The last several years have given rise to a more bellicose China, one comfortable with asserting that it should be seen as a global leader, and throwing the occasional elbow to make its point. China’s actions in the early days of the COVID-19 outbreak do not support its desire to be seen as such a leader, and the United States government should be specific in articulating to China why. Specifically, for China to play such a global role, it must understand how its domestic politics — in particular its inexcusable stifling of dissenting voices — make the country’s leadership impossible to be trusted at the very global stage China so badly wants to be seen as a leader of. But this standard also hold to the United States: while our system has not suffocated our canaries in the public health mine, it has eviscerated trust through repeated dishonesties. Unlike China, where reforms of its political system are difficult and largely outside the control of average citizens, the U.S. is capable of deep structural reform. We have done it before, and we must do it again now.
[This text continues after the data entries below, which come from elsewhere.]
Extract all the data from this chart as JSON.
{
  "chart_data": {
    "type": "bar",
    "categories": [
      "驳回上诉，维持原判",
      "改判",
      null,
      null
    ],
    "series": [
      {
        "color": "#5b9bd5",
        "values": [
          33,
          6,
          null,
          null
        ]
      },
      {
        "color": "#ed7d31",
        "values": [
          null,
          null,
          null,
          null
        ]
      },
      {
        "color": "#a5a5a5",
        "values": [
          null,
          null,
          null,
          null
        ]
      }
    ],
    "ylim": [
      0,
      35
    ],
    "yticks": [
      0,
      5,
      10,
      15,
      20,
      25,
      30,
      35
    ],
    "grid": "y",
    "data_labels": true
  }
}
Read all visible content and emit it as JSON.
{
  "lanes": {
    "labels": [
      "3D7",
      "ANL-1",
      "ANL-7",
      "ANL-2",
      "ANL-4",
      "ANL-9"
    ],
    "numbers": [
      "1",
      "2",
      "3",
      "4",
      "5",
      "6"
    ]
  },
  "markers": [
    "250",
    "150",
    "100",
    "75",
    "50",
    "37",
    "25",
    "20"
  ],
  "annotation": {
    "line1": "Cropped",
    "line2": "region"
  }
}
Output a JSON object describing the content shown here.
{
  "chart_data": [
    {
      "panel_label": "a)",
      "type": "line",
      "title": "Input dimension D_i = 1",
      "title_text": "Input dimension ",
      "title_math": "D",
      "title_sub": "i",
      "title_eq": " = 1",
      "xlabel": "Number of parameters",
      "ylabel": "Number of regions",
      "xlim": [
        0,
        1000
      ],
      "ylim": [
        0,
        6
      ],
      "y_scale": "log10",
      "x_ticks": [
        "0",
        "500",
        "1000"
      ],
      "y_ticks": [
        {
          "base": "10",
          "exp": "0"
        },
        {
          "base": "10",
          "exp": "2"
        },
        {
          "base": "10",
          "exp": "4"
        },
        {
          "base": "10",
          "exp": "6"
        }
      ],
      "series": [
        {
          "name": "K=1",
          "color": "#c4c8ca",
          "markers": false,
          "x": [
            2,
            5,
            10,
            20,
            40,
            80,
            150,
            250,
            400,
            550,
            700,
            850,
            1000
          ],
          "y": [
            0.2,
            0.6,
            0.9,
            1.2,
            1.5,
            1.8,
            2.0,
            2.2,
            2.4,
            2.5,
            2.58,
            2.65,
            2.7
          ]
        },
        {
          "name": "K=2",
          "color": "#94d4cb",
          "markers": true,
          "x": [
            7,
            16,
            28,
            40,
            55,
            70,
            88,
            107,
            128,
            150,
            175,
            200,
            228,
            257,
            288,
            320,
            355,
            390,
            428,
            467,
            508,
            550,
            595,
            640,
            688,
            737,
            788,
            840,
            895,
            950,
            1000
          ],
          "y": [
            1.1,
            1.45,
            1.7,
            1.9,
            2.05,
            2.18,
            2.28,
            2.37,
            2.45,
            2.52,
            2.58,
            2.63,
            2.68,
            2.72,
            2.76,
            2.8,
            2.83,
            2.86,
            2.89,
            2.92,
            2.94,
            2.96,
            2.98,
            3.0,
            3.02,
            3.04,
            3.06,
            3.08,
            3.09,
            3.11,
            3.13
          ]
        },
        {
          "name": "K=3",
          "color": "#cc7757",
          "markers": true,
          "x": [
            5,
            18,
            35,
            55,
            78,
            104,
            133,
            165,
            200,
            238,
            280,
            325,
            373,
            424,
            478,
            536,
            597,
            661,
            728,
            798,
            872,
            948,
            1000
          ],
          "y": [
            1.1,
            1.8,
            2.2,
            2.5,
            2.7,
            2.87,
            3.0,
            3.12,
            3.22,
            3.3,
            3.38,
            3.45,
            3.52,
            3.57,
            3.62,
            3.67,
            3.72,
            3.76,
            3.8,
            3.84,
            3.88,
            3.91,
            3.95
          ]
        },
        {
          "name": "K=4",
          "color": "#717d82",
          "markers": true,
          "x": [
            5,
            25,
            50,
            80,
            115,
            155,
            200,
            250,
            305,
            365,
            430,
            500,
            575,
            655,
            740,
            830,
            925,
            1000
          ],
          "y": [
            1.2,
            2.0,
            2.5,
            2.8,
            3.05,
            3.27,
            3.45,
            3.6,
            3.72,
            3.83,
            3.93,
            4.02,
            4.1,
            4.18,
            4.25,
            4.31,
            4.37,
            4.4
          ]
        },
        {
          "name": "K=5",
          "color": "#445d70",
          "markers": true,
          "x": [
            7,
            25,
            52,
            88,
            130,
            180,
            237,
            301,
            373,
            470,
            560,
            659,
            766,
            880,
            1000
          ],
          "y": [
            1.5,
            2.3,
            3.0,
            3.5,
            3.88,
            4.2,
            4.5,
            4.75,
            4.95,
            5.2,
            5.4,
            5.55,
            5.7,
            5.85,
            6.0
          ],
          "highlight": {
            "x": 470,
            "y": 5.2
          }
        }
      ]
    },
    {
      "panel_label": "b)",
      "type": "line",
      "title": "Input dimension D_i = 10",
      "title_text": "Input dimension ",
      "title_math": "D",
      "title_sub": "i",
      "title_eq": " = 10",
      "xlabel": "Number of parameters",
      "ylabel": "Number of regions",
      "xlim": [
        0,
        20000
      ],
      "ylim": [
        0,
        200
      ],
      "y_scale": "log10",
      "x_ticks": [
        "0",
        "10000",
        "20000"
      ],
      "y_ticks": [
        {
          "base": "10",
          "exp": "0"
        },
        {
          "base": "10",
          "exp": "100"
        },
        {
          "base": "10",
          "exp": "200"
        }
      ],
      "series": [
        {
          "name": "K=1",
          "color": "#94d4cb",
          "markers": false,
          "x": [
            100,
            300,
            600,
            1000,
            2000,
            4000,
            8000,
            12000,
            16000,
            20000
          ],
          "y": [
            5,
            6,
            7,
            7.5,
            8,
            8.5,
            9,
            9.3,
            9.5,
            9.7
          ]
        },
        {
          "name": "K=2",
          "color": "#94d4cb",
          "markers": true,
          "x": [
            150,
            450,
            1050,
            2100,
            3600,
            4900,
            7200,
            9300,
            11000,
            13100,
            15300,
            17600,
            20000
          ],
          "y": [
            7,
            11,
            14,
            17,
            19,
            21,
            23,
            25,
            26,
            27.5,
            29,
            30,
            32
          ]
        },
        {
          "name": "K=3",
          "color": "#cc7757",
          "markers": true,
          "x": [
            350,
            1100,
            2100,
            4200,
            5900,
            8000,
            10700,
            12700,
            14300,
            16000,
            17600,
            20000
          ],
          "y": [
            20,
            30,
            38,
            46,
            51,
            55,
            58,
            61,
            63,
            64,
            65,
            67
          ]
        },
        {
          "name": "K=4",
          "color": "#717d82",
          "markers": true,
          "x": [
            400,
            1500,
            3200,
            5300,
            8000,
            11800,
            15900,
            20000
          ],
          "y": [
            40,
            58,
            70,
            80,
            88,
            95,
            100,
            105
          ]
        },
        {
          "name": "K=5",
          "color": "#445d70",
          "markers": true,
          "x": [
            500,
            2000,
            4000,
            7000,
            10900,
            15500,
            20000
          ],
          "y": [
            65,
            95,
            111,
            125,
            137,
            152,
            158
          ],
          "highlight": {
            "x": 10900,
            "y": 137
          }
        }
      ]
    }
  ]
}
The American opportunity to rise above this moment and provide an answer to these challenges is much clearer than China’s opportunity to do the same, in large part because the American political system has the best-established mechanism in place for political change. In November, assuming elections are held (an unknown which should make anyone who has ever had suspicions about the current president’s authoritarian impulses shudder), Americans will have a choice not just between parties, but between policies and competencies. This choice will come on the heels of a stark reminder that certain historical crises are why competent government and well administered multilateralism are the best bulwark against panic, conflict, and war. We must choose wisely.